A FENCAÇA alerta para que a recuperação do Lince-Ibérico ficará comprometida se não tiver a envolvência dos caçadores, que exigem ser ressarcidos pelos custos da recuperação do coelho bravo, o principal alimento do felino em vias de extinção.

"O lince, quando for colocado na natureza, não sobrevive se não se alimentar de coelho bravo, mas os milhares de euros alocados ao projeto não chegam aos caçadores e proprietários que tem suportado os custos da recuperação deste que é o seu principal alimento", disse à agência Lusa o presidente da Federação Portuguesa de Caça (FENCAÇA), Jacinto Amaro.

O alerta da FENCAÇA surge numa altura em que, segundo o presidente, "o processo de recria em cativeiro, está a ser bem-sucedido e há animais prestes a serem colocados na natureza".

De acordo com Jacinto Amaro, a reintrodução do Lince-Ibérico na natureza está prevista para as zonas de Mértola e Moura-Barrancos onde "existem mais de uma centena de zonas de caça associativa que têm suportado os custos da recuperação e manutenção do coelho bravo", o principal alimento do lince e que "não estão a ser ressarcidos desses custos".

Se cada lince "comer um coelho por dia, serão 365 coelhos vezes o número de linces em liberdade que desaparecerão e cujos custos da sua reposição recaem sobre caçadores e proprietários", frisa o responsável pela federação que emitiu já um comunicado em que expressa a preocupação dos associados.

"Já era altura de o ICNF (Instituto da Conservação da Natureza e Florestas) perceber que a recuperação do lince só terá sucesso se tiver a envolvência dos proprietários das terras e dos caçadores", refere o comunicado que denuncia que as verbas do projeto "estão a ser distribuídas por um conjunto de entidades que em nada contribuem para que possa haver sucesso na sua reintrodução".

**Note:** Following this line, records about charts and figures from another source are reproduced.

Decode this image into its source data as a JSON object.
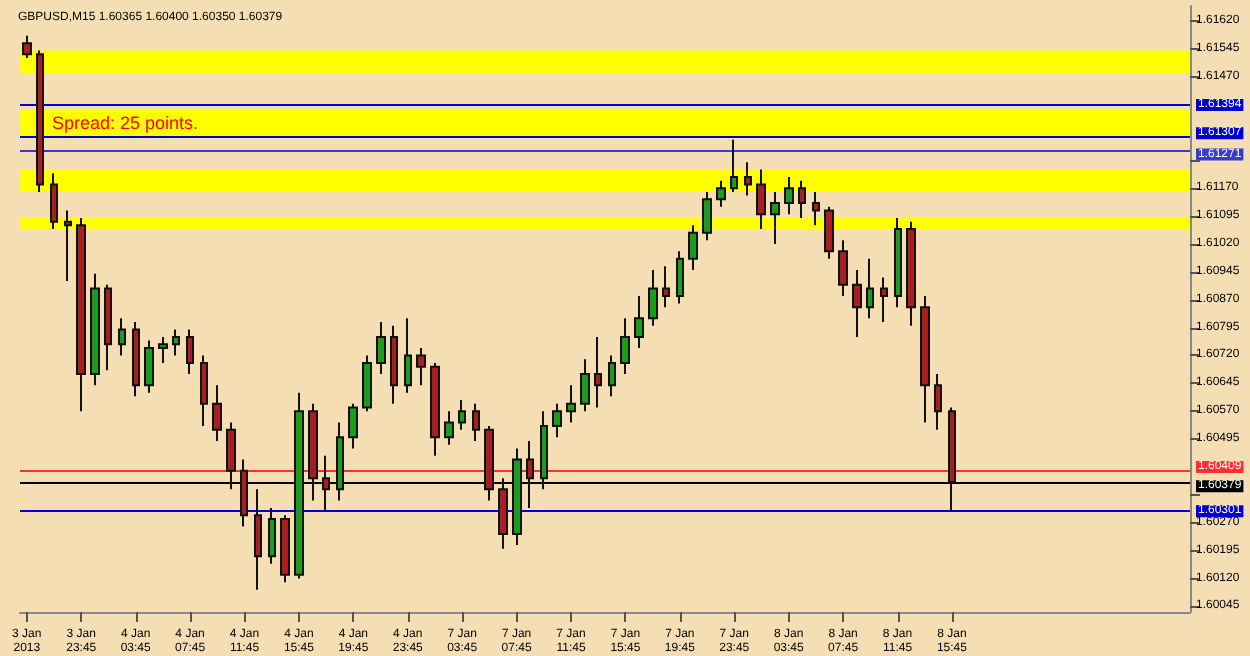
{
  "chart_data": {
    "type": "candlestick",
    "title": "GBPUSD,M15 1.60365 1.60400 1.60350 1.60379",
    "annotations": [
      "Spread: 25 points."
    ],
    "categories": [
      "3 Jan 2013",
      null,
      null,
      null,
      "3 Jan 23:45",
      null,
      null,
      null,
      "4 Jan 03:45",
      null,
      null,
      null,
      "4 Jan 07:45",
      null,
      null,
      null,
      "4 Jan 11:45",
      null,
      null,
      null,
      "4 Jan 15:45",
      null,
      null,
      null,
      "4 Jan 19:45",
      null,
      null,
      null,
      "4 Jan 23:45",
      null,
      null,
      null,
      "7 Jan 03:45",
      null,
      null,
      null,
      "7 Jan 07:45",
      null,
      null,
      null,
      "7 Jan 11:45",
      null,
      null,
      null,
      "7 Jan 15:45",
      null,
      null,
      null,
      "7 Jan 19:45",
      null,
      null,
      null,
      "7 Jan 23:45",
      null,
      null,
      null,
      "8 Jan 03:45",
      null,
      null,
      null,
      "8 Jan 07:45",
      null,
      null,
      null,
      "8 Jan 11:45",
      null,
      null,
      null,
      "8 Jan 15:45",
      null,
      null,
      null,
      null,
      null,
      null,
      null,
      null,
      null,
      null,
      null,
      null,
      null,
      null,
      null,
      null,
      null
    ],
    "ohlc": [
      [
        1.6156,
        1.6158,
        1.6152,
        1.6153
      ],
      [
        1.6153,
        1.6154,
        1.6116,
        1.6118
      ],
      [
        1.6118,
        1.6121,
        1.6106,
        1.6108
      ],
      [
        1.6108,
        1.6111,
        1.6092,
        1.6107
      ],
      [
        1.6107,
        1.6109,
        1.6057,
        1.6067
      ],
      [
        1.6067,
        1.6094,
        1.6064,
        1.609
      ],
      [
        1.609,
        1.6091,
        1.6068,
        1.6075
      ],
      [
        1.6075,
        1.6082,
        1.6072,
        1.6079
      ],
      [
        1.6079,
        1.6081,
        1.6061,
        1.6064
      ],
      [
        1.6064,
        1.6076,
        1.6062,
        1.6074
      ],
      [
        1.6074,
        1.6077,
        1.607,
        1.6075
      ],
      [
        1.6075,
        1.6079,
        1.6072,
        1.6077
      ],
      [
        1.6077,
        1.6079,
        1.6067,
        1.607
      ],
      [
        1.607,
        1.6072,
        1.6053,
        1.6059
      ],
      [
        1.6059,
        1.6064,
        1.6049,
        1.6052
      ],
      [
        1.6052,
        1.6054,
        1.6036,
        1.6041
      ],
      [
        1.6041,
        1.6044,
        1.6026,
        1.6029
      ],
      [
        1.6029,
        1.6036,
        1.6009,
        1.6018
      ],
      [
        1.6018,
        1.6031,
        1.6016,
        1.6028
      ],
      [
        1.6028,
        1.6029,
        1.6011,
        1.6013
      ],
      [
        1.6013,
        1.6062,
        1.6012,
        1.6057
      ],
      [
        1.6057,
        1.6059,
        1.6033,
        1.6039
      ],
      [
        1.6039,
        1.6045,
        1.603,
        1.6036
      ],
      [
        1.6036,
        1.6054,
        1.6033,
        1.605
      ],
      [
        1.605,
        1.6059,
        1.6047,
        1.6058
      ],
      [
        1.6058,
        1.6072,
        1.6057,
        1.607
      ],
      [
        1.607,
        1.6081,
        1.6067,
        1.6077
      ],
      [
        1.6077,
        1.608,
        1.6059,
        1.6064
      ],
      [
        1.6064,
        1.6082,
        1.6062,
        1.6072
      ],
      [
        1.6072,
        1.6074,
        1.6064,
        1.6069
      ],
      [
        1.6069,
        1.607,
        1.6045,
        1.605
      ],
      [
        1.605,
        1.6057,
        1.6048,
        1.6054
      ],
      [
        1.6054,
        1.606,
        1.6052,
        1.6057
      ],
      [
        1.6057,
        1.6059,
        1.6049,
        1.6052
      ],
      [
        1.6052,
        1.6053,
        1.6033,
        1.6036
      ],
      [
        1.6036,
        1.6039,
        1.602,
        1.6024
      ],
      [
        1.6024,
        1.6047,
        1.6021,
        1.6044
      ],
      [
        1.6044,
        1.6049,
        1.6031,
        1.6039
      ],
      [
        1.6039,
        1.6057,
        1.6036,
        1.6053
      ],
      [
        1.6053,
        1.6059,
        1.605,
        1.6057
      ],
      [
        1.6057,
        1.6064,
        1.6054,
        1.6059
      ],
      [
        1.6059,
        1.6071,
        1.6057,
        1.6067
      ],
      [
        1.6067,
        1.6077,
        1.6058,
        1.6064
      ],
      [
        1.6064,
        1.6072,
        1.6061,
        1.607
      ],
      [
        1.607,
        1.6082,
        1.6067,
        1.6077
      ],
      [
        1.6077,
        1.6088,
        1.6074,
        1.6082
      ],
      [
        1.6082,
        1.6095,
        1.608,
        1.609
      ],
      [
        1.609,
        1.6096,
        1.6085,
        1.6088
      ],
      [
        1.6088,
        1.61,
        1.6086,
        1.6098
      ],
      [
        1.6098,
        1.6107,
        1.6095,
        1.6105
      ],
      [
        1.6105,
        1.6116,
        1.6103,
        1.6114
      ],
      [
        1.6114,
        1.6119,
        1.6112,
        1.6117
      ],
      [
        1.6117,
        1.613,
        1.6116,
        1.612
      ],
      [
        1.612,
        1.6124,
        1.6115,
        1.6118
      ],
      [
        1.6118,
        1.6122,
        1.6106,
        1.611
      ],
      [
        1.611,
        1.6116,
        1.6102,
        1.6113
      ],
      [
        1.6113,
        1.612,
        1.611,
        1.6117
      ],
      [
        1.6117,
        1.6119,
        1.6109,
        1.6113
      ],
      [
        1.6113,
        1.6116,
        1.6107,
        1.6111
      ],
      [
        1.6111,
        1.6112,
        1.6098,
        1.61
      ],
      [
        1.61,
        1.6103,
        1.6088,
        1.6091
      ],
      [
        1.6091,
        1.6095,
        1.6077,
        1.6085
      ],
      [
        1.6085,
        1.6098,
        1.6082,
        1.609
      ],
      [
        1.609,
        1.6093,
        1.6081,
        1.6088
      ],
      [
        1.6088,
        1.6109,
        1.6085,
        1.6106
      ],
      [
        1.6106,
        1.6108,
        1.608,
        1.6085
      ],
      [
        1.6085,
        1.6088,
        1.6054,
        1.6064
      ],
      [
        1.6064,
        1.6067,
        1.6052,
        1.6057
      ],
      [
        1.6057,
        1.6058,
        1.603,
        1.6038
      ],
      null,
      null,
      null,
      null,
      null,
      null,
      null,
      null,
      null,
      null,
      null,
      null,
      null,
      null,
      null,
      null,
      null
    ],
    "ylim": [
      1.6003,
      1.6166
    ],
    "yticks": [
      1.60045,
      {
        "value": 1.6012,
        "label": "1.60120"
      },
      1.60195,
      {
        "value": 1.6027,
        "label": "1.60270"
      },
      {
        "value": 1.60345,
        "label": null
      },
      1.60495,
      {
        "value": 1.6057,
        "label": "1.60570"
      },
      1.60645,
      {
        "value": 1.6072,
        "label": "1.60720"
      },
      1.60795,
      {
        "value": 1.6087,
        "label": "1.60870"
      },
      1.60945,
      {
        "value": 1.6102,
        "label": "1.61020"
      },
      1.61095,
      {
        "value": 1.6117,
        "label": "1.61170"
      },
      {
        "value": 1.61245,
        "label": null
      },
      {
        "value": 1.6147,
        "label": "1.61470"
      },
      1.61545,
      {
        "value": 1.6162,
        "label": "1.61620"
      }
    ],
    "ref_lines": [
      {
        "axis": "y",
        "value": 1.61394,
        "label": "1.61394",
        "color": "#0000cc"
      },
      {
        "axis": "y",
        "value": 1.61307,
        "label": "1.61307",
        "color": "#0000cc"
      },
      {
        "axis": "y",
        "value": 1.61271,
        "label": "1.61271",
        "color": "#3a3acc"
      },
      {
        "axis": "y",
        "value": 1.60409,
        "label": "1.60409",
        "color": "#ff3030"
      },
      {
        "axis": "y",
        "value": 1.60379,
        "label": "1.60379",
        "color": "#000000"
      },
      {
        "axis": "y",
        "value": 1.60301,
        "label": "1.60301",
        "color": "#0000cc"
      }
    ],
    "bands": [
      {
        "axis": "y",
        "from": 1.6148,
        "to": 1.6154,
        "color": "#ffff00"
      },
      {
        "axis": "y",
        "from": 1.6131,
        "to": 1.6138,
        "color": "#ffff00"
      },
      {
        "axis": "y",
        "from": 1.6116,
        "to": 1.6122,
        "color": "#ffff00"
      },
      {
        "axis": "y",
        "from": 1.6106,
        "to": 1.6109,
        "color": "#ffff00"
      }
    ]
  }
}
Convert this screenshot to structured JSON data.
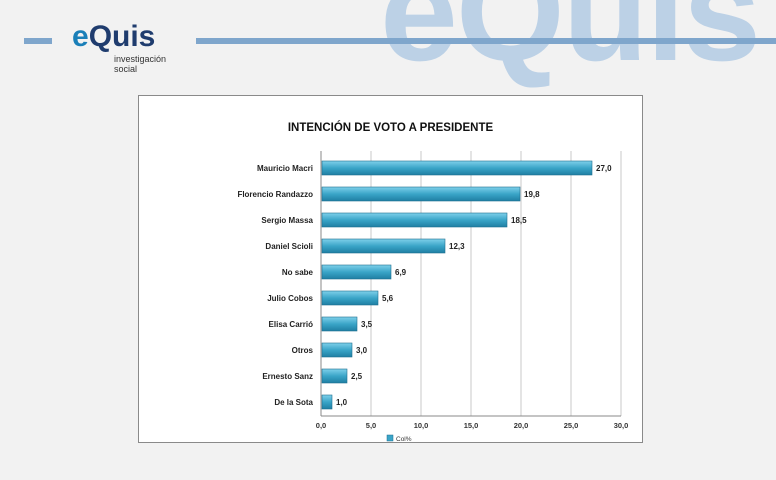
{
  "brand": {
    "name_e": "e",
    "name_rest": "Quis",
    "tagline_line1": "investigación",
    "tagline_line2": "social",
    "watermark": "eQuis",
    "accent": "#1a7fb8",
    "dark": "#1f3c6e"
  },
  "chart_data": {
    "type": "bar",
    "orientation": "horizontal",
    "title": "INTENCIÓN DE VOTO A PRESIDENTE",
    "categories": [
      "Mauricio Macri",
      "Florencio Randazzo",
      "Sergio Massa",
      "Daniel Scioli",
      "No sabe",
      "Julio Cobos",
      "Elisa Carrió",
      "Otros",
      "Ernesto Sanz",
      "De la Sota"
    ],
    "series": [
      {
        "name": "Col%",
        "values": [
          27.0,
          19.8,
          18.5,
          12.3,
          6.9,
          5.6,
          3.5,
          3.0,
          2.5,
          1.0
        ],
        "color": "#3aa5c8"
      }
    ],
    "data_labels": [
      "27,0",
      "19,8",
      "18,5",
      "12,3",
      "6,9",
      "5,6",
      "3,5",
      "3,0",
      "2,5",
      "1,0"
    ],
    "xlim": [
      0,
      30
    ],
    "xticks": [
      0,
      5,
      10,
      15,
      20,
      25,
      30
    ],
    "xtick_labels": [
      "0,0",
      "5,0",
      "10,0",
      "15,0",
      "20,0",
      "25,0",
      "30,0"
    ],
    "grid": true,
    "legend": "bottom"
  }
}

Para a FENCAÇA trata-se da "repetição do que foi o desperdício de fundos, há alguns anos, na Serra da Malcata", onde esteve em curso o projeto de recuperação do Lince, e que poderá comprometer o sucesso da operação.

Os caçadores reclamam que partes das verbas do projeto sejam canalizadas para as associações de caça onde "os caçadores pagam taxas elevadíssimas e não têm benefício nenhum por contribuírem para subsistência do Lince".

O projeto de recuperação do Lince Ibérico é coordenado pelo ICNF, com base num plano de ação publicado em 2008 e que define o modelo estratégico do programa de reprodução em cativeiro e, numa segunda fase, a recuperação e manutenção do habitat favorável para a reintrodução de espécimes em territórios adequados.

A reprodução em cativeiro foi desenvolvida no Centro de Reprodução de Lince-ibérico, em Silves, que de acordo com o site do ECNF conta com 18 linces (são nove fêmeas e nove machos).

A Lusa questionou o ICNF sobre o número de animais e os locais onde estes serão reintroduzidos na natureza, mas ainda não foi possível obter os esclarecimentos.